VA: No Evidence Hospital Kept Secret Backlog List
The Department of Veterans Affairs lead healthcare official told a Senate panel on Tuesday that agency officials have not found evidence that the VA Medical Center in Phoenix, Arizona, maintained a secret list of veterans who could not get in for doctor's appointments.
Up to 40 patients reportedly died while on the list, according to a report by CNN in April. The alleged secret list was maintained so that an official appointments list would not reflect the backlog of veterans unable to see a doctor, CNN reported.
"We have found no evidence of a secret list," VA Under Secretary for Health Dr. Robert Petzel told the Senate Veterans Affairs Committee. "If the allegations are true that is not acceptable. If the Inspector General confirms or substantiates [the allegations] we will take swift and very appropriate action" against those responsible.
Petzel said the department is also reviewing its medical centers nationwide to ensure that the appointments' processes are being carried out correctly.
Sen. Bernie Sanders, I-Vermont, chairman of the Senate veterans' panel, has already announced the committee would hold hearings on the claims after the VA's IG office completes its investigation.The hidden list included between 1,400 and 1,600 names, Dr.
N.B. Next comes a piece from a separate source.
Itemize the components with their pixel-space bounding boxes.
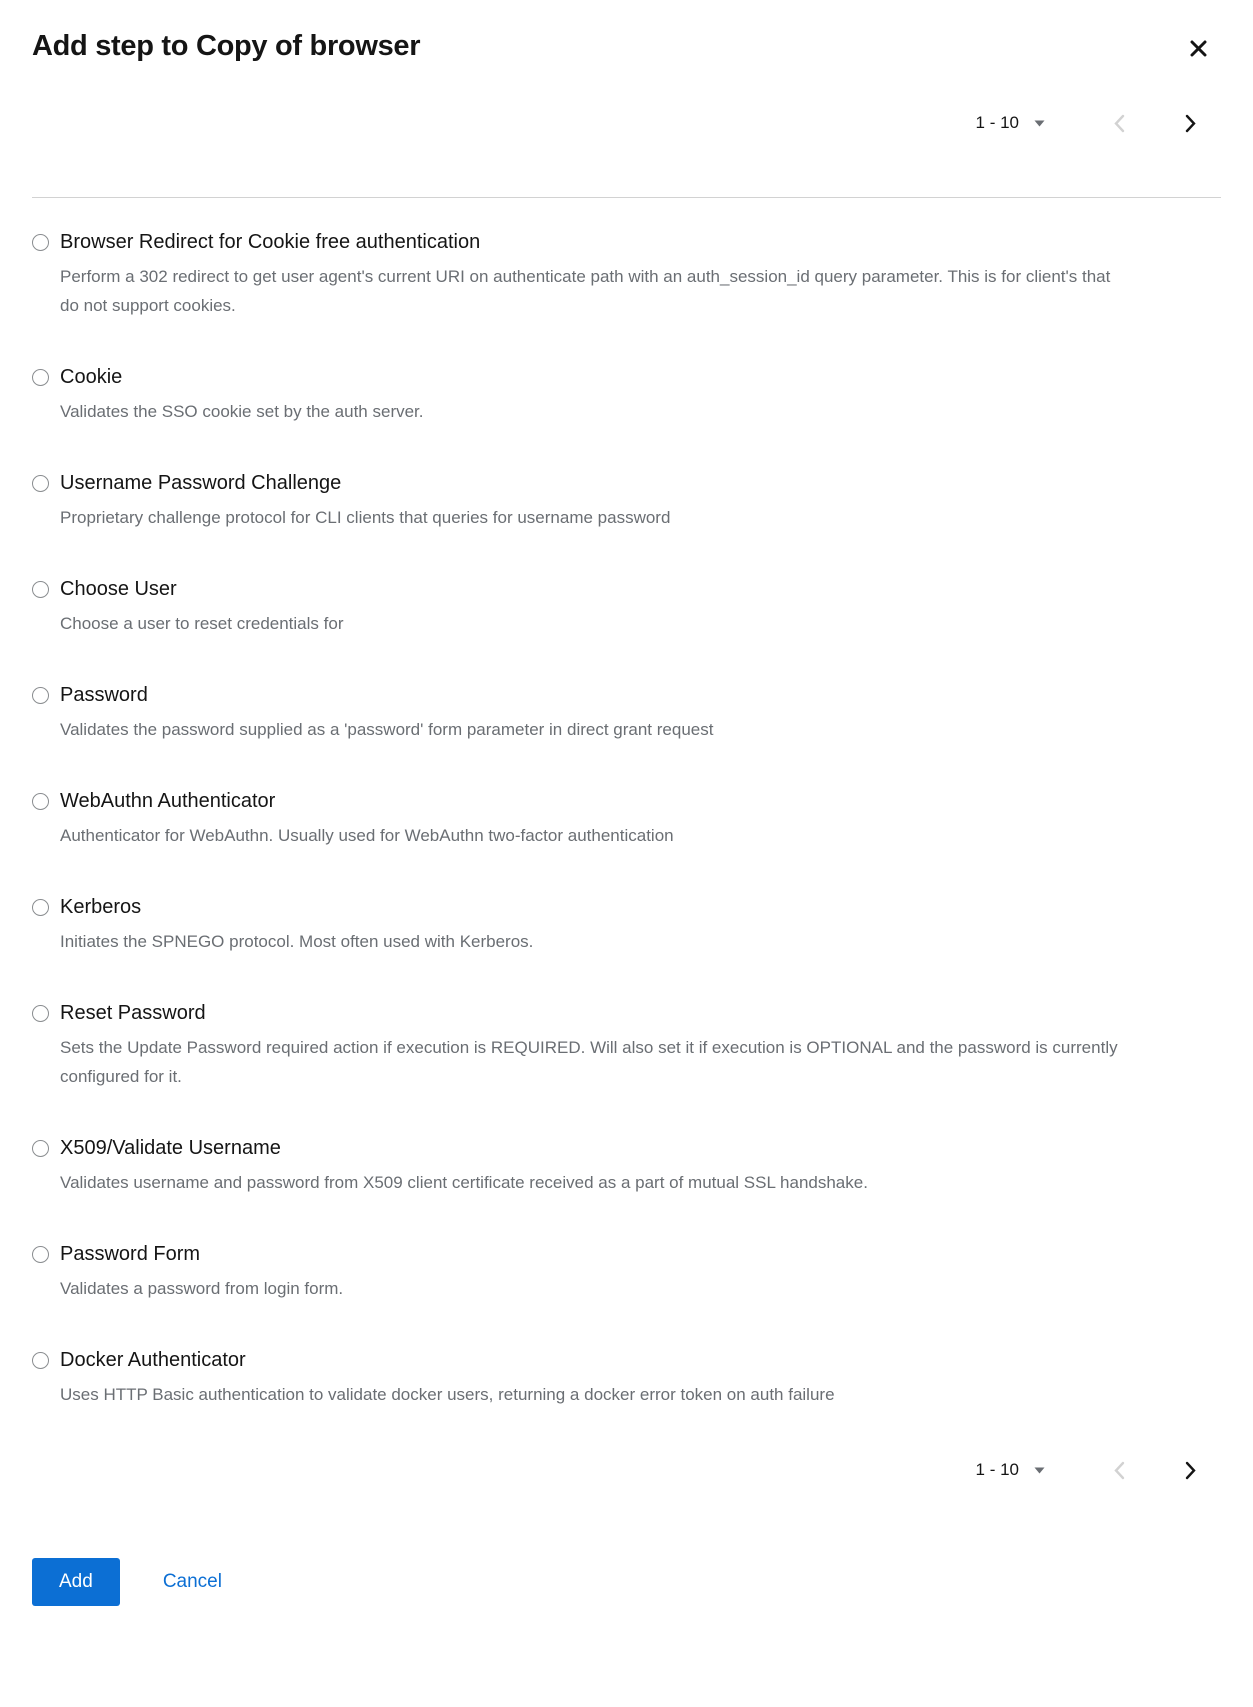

Sam Foote, who recently retired after a 24-year career with the Phoenix VA hospital, told CNN. The network said several high-level VA staffers confirmed Foote's claims.
Left unclear during Petzel's appearance before the Senate panel on Tuesday is whether he was speaking narrowly when he said there is no secret list of veterans awaiting appointments.
Foote described the list as an electronic waiting list.
Military.com reported two years ago that VA medical centers are supposed to maintain an electronic waiting list that accurately reflects any backlog in appointments.
The electronic waiting list is kept so that VA officials can "track demand versus the availability of services," Nicholas Tolentino, a former mental health administrator at the VA Medical Center in Manchester, New Hampshire, told lawmakers in April 2012.
Tolentino, who became a whistleblower when concerns he raised about care at the Manchester VA were ignored, told a House Veterans Affairs Committee that VA officials across the country routinely looked for loopholes in VA performance standards.
Also, he said, managers had an additional, financial incentive to "game" the system because their bonuses were linked to meeting the standards.
"The upshot of these all too widespread practices is that meeting a performance target, rather than meeting the needs of the veteran, becomes the overriding priority in providing care," he told Congress.